O que exatamente o Fed pode decidir na reunião desta quarta?
O presidente do Fed, Ben Bernanke, disse em junho que o banco poderia começar a reduzir sua compra de títulos.
A expectativa é que a compra seja reduzida dos atuais US$ 85 bilhões mensais para algo entre US$ 75 bilhões e US$ 65 bilhões.
Segundo Bernanke, o programa de estímulos pode ser interrompido definitivamente em meados de 2014, desde que haja uma retomada firme do crescimento dos EUA e a taxa de desocupação no país chegue a 7%.
Quanto à taxa básica de juros, um esperado aumento para acima dos atuais 0,25% ao ano ainda pode ficar para uma reunião futura do Fed.
Em dezembro, o Banco Central americano informou que espera manter a taxa no atual patamar pelo menos até que o desemprego caia a 6,5% - desde que a inflação permaneça moderada.
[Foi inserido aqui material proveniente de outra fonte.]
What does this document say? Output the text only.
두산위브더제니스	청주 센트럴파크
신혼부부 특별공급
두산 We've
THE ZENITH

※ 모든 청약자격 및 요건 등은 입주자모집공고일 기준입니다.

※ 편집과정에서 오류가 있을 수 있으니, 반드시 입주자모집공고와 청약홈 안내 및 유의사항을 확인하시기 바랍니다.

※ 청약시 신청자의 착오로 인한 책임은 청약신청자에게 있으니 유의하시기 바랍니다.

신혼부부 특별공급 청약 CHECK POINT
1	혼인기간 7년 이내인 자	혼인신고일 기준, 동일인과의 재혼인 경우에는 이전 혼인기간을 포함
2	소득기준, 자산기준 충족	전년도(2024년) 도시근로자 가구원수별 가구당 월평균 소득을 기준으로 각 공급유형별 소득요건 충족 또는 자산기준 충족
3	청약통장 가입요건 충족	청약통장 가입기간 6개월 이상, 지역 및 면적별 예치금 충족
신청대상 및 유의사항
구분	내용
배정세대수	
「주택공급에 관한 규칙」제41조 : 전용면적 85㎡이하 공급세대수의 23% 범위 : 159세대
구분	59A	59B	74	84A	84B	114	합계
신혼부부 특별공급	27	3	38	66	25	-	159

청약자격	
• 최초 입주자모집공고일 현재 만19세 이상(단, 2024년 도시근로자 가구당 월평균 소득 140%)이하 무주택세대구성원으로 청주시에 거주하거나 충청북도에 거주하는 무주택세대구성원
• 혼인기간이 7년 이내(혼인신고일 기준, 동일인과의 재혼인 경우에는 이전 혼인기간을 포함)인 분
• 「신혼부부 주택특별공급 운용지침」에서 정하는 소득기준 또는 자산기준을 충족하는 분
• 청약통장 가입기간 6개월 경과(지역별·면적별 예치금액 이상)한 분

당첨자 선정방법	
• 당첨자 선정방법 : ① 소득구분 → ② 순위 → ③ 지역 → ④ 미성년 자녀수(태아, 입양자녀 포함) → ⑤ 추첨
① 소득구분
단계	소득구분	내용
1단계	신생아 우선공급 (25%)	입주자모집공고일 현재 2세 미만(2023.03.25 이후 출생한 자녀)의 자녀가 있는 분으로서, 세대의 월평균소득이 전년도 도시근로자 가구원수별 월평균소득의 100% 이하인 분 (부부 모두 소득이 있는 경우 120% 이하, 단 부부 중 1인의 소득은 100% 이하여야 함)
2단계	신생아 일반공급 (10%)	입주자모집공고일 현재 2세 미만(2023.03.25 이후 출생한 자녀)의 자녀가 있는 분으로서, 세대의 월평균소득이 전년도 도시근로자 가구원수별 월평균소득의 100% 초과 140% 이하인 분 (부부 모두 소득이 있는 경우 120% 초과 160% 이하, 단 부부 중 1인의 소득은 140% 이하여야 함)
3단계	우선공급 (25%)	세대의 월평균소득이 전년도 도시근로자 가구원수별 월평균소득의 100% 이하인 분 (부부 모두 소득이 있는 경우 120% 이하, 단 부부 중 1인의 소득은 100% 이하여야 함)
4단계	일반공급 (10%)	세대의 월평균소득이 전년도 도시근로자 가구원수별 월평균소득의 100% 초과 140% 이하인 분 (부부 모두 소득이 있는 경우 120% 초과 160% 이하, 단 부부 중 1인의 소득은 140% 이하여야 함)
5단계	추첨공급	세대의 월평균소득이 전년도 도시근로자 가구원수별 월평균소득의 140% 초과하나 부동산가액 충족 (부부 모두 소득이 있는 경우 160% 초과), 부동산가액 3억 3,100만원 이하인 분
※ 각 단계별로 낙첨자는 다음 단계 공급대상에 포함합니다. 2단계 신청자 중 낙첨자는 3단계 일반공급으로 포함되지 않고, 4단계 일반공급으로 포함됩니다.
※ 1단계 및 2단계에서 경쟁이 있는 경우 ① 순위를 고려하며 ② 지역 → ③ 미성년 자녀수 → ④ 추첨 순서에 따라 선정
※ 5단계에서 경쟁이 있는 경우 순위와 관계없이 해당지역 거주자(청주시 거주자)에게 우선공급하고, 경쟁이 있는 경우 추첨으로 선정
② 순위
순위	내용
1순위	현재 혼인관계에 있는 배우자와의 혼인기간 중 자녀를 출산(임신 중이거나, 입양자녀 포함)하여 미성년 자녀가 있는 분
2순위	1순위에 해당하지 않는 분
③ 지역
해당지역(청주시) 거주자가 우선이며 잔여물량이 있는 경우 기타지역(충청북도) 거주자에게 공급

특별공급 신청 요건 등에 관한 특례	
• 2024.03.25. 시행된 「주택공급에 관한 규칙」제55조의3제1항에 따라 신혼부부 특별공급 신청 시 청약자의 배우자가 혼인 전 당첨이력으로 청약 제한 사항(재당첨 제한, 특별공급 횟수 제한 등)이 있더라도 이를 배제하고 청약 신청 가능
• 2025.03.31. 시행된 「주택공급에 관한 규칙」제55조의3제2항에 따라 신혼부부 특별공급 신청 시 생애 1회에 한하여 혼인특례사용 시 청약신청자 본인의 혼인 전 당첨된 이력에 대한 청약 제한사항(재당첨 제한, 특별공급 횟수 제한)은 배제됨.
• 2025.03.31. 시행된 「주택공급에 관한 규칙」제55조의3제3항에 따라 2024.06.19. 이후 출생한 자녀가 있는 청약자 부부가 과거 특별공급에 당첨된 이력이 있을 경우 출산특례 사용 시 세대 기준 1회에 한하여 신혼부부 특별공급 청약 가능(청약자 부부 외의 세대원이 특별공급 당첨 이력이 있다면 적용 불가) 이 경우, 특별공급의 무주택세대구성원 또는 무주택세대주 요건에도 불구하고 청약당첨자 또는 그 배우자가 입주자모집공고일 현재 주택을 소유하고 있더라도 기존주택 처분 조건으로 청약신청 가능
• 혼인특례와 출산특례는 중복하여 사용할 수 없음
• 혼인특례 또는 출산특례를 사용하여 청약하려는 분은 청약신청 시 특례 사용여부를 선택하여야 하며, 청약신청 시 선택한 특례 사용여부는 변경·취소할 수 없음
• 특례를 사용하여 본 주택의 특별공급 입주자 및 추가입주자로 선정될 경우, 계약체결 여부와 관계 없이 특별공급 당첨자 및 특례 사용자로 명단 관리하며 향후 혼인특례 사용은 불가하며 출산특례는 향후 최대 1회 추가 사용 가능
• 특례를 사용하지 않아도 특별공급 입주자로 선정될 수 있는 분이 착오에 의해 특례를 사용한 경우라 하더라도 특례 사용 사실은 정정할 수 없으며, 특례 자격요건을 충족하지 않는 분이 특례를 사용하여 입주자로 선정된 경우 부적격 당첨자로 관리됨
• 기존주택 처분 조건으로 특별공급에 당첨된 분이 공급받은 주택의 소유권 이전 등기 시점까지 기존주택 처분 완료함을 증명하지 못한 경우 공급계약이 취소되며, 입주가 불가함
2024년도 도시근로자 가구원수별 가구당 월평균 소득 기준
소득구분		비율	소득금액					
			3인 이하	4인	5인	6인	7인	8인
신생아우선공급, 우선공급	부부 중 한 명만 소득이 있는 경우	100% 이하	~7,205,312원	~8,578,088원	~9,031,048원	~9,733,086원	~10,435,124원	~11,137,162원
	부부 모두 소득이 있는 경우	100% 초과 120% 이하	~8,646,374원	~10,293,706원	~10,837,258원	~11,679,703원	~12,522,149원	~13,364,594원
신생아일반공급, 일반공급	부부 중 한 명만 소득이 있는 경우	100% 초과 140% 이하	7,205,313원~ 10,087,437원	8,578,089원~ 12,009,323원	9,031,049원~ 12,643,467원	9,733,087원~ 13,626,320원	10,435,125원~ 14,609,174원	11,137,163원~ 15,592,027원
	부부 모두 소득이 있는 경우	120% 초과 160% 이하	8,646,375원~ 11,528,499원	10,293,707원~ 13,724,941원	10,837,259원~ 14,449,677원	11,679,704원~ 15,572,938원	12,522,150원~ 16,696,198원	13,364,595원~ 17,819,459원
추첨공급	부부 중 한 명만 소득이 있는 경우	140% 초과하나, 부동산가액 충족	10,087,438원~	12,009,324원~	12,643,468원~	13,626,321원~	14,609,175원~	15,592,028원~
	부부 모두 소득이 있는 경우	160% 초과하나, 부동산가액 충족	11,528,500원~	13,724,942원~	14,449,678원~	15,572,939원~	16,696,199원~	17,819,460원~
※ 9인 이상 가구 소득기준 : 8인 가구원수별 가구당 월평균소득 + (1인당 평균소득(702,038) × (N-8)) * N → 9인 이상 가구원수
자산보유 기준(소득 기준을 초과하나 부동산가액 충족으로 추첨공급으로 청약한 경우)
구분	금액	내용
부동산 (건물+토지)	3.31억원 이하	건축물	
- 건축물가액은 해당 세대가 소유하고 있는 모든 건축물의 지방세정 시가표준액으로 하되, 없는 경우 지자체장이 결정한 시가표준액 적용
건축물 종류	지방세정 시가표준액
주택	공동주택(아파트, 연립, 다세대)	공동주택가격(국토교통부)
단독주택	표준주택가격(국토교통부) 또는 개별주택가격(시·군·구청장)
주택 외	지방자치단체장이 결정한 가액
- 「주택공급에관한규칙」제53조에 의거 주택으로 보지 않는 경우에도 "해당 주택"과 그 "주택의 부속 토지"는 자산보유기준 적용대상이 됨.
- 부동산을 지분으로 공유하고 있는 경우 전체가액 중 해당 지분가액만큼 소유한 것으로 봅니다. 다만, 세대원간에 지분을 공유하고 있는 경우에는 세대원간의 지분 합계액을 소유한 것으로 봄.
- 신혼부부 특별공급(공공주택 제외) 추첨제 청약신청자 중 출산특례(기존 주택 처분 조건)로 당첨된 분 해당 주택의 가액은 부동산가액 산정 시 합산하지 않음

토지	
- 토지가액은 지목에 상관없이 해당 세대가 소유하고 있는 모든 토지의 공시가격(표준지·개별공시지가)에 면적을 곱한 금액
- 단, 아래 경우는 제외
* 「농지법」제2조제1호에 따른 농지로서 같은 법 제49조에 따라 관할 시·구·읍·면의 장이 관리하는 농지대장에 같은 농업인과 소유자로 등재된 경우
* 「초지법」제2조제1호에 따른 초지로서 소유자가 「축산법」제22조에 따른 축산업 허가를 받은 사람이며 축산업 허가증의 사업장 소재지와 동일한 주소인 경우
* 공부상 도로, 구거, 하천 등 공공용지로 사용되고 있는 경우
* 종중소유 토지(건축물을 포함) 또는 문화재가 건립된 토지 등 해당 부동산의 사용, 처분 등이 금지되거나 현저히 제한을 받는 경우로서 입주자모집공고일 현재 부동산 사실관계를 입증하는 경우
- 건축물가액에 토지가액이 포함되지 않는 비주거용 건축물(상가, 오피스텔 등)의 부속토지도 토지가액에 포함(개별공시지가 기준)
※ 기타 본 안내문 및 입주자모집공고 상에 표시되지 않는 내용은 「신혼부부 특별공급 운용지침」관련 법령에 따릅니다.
Nos últimos 12 meses, a inflação no país permaneceu em 1,5%, abaixo da meta de 2% do Fed.
Qual pode ser a reação do mercado?
Para Celina Ramalho, professora da Escola de Administração de Empresas de São Paulo da Fundação Getúlio Vargas (FGV-EAESP), o mercado já antecipou sua reação aos cortes no afrouxamento quantitativo americano.
“Como o Brasil importa trigo, em última instância até o pãozinho da padaria da esquina ficou mais caro em função dessa movimentação provocada pela decisão do BC americano ", diz.
Mendonça de Barros concorda. "Já faz mais de um mês que o mercado vem especulando em cima dessa sinalização do Fed".
Madeira, porém, faz a ressalva de que novas turbulências podem ocorrer no caso de uma surpresa.
"Se o início dos cortes for adiado por um bom tempo, por exemplo, pode ser que tenhamos uma ligeira revalorização do real e de moedas de outros emergentes, enquanto que se o ritmo dos cortes for mais intenso que o esperado, poderíamos ter novas desvalorizações e mais pressão sobre a taxa de juros de longo prazo desses países", afirma.
Que outros efeitos a redução do afrouxamento quantitativo pode ter?
Para analistas como Madeira novos impactos no câmbio e na taxa de juros não podem ser descartados, embora fortes turbulências sejam improváveis.
No médio prazo, há certo consenso de que os mercados emergentes terão de lidar com uma realidade de maior aperto financeiro e juros mais elevados.
Também espera-se que o câmbio permaneça em patamares mais altos - o que deve continuar a pressionar os preços de produtos importados, por um lado, e a favorecer as exportações, por outro.
"O período em que havia grande liquidez no mercado e investidores corriam para países emergentes em busca de rendimentos mais robustos de fato parece ter chegado ao fim, mas isso deve representar uma dificuldade maior para países emergentes com problemas graves de conta corrente deficitária, o que não parece ser o caso do Brasil", afirma Mendonça de Barros.
"Além disso, não podemos perder de vista o fator positivo refletido nessa mudança na política do Fed: a economia americana está se recuperando - o que deve ajudar a impulsionar a economia e o comércio global", opina ele, acrescentando que o Brasil certamente sairá beneficiado desse processo.
Já Ramalho é mais cética: "Para mim ainda é cedo se falar em uma retomada do crescimento dos EUA e contar com seus efeitos positivos", diz ela.